Mr. Ramsden estimates that large U.S. banks could be on the hook for $641 billion in GIIPS countries, if all derivatives, guarantees and commitments were taken into account. That is a lot more than the $150 billion or so of exposure Wall Street likes to talk about. 
That difference of, give or take, half a trillion dollars is the stuff of nightmares for investors. 
Unless, that is, banks bridge the gap between fact and fear with a granular account of what is in those derivatives books, how much could really go wrong should Greece and other countries default and how good the collateral and hedges are. 
Please re-read how the way to bridge the gap between fear and confidence is to provide granular level data.  This is a point your humble blogger has made repeatedly.
When I asked executives from several banks why they haven't been more forthcoming, they mentioned the inherent complexity of their derivatives trades and concerns that rivals might steal their secrets—two reasons that might be valid in normal circumstances but that pale into insignificance in the current environment.
Complexity is a form of opacity and opacity is not valid under any circumstances. Wall Street uses opacity as the vehicle for privatizing the gains and socializing the losses of its trades.  It is this opacity into the derivatives book that investors are concerned about.

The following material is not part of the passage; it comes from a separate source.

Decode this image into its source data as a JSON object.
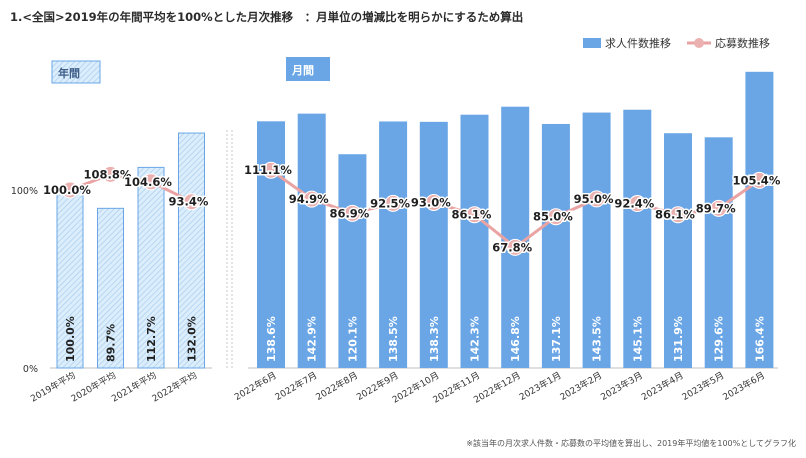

As for the idea that rivals might steal their secrets, aren't Wall Street firms suppose to be out of the proprietary trading business.  Disclosing the granular level data for a derivatives book should be a non-issue when a firm is just a market maker.
 Heightened disclosure has often been used by banks to soothe investors' nerves. During the last crisis, financial groups produced warts-and-all accounts of their mortgage-backed securities as investors clamored to understand how toxic their balance sheets had become.
This blog has documented this heightened disclosure in Europe by Societe Generale and BNP Paribas including the call by one of their chief executives for 'utter transparency'.
My sources say that some firms will provide more details about European exposures with their results. While they are at it, they should also swamp investors with details of their funding situations, reliance on "hot money" from hedge funds and equity- and debt-raising plans (and perhaps explain why now it is a good idea to use their money to buy back shares). 
There is no amount of detail that the firms could provide that would swamp the market participants.  Remember, included in the firms doing the analysis on the disclosed data are the Wall Street firms themselves.
The problem faced by Wall Street chiefs is that, after the turbulent events of three years ago, they can't really ask the financial community to leave them alone and let them deal with the situation. The trust train left the station in September 2008 and isn't coming back anytime soon. 
After being less than open on anything from collaterized debt obligations to off-balance sheet "SIVs" and auction-rate securities, U.S. banks can't expect investors to take their latest reassurances at face value. 
"The best surprise is no surprise," says Charles M. Elson, director of the John L. Weinberg Center for Corporate Governance at the University of Delaware. "It is not as if investors have a ton of confidence in management and revealing it all could lead to them losing faith in management: They have already lost faith." 
It is time for bank chiefs to lift the veil on their finances. Unless Wall Street does the talking, investors' mounting fears will take over the conversation.
Since all of the Wall Street firms know how to reach me, your humble blogger looks forward to the bank chiefs listening to the investors and contacting me.  The conversation will focus on putting together a data warehouse with all of their granular data that is available to all market participants.

1 comment:

Joe Rebholz said...

Really. I thought everybody had perfect information already.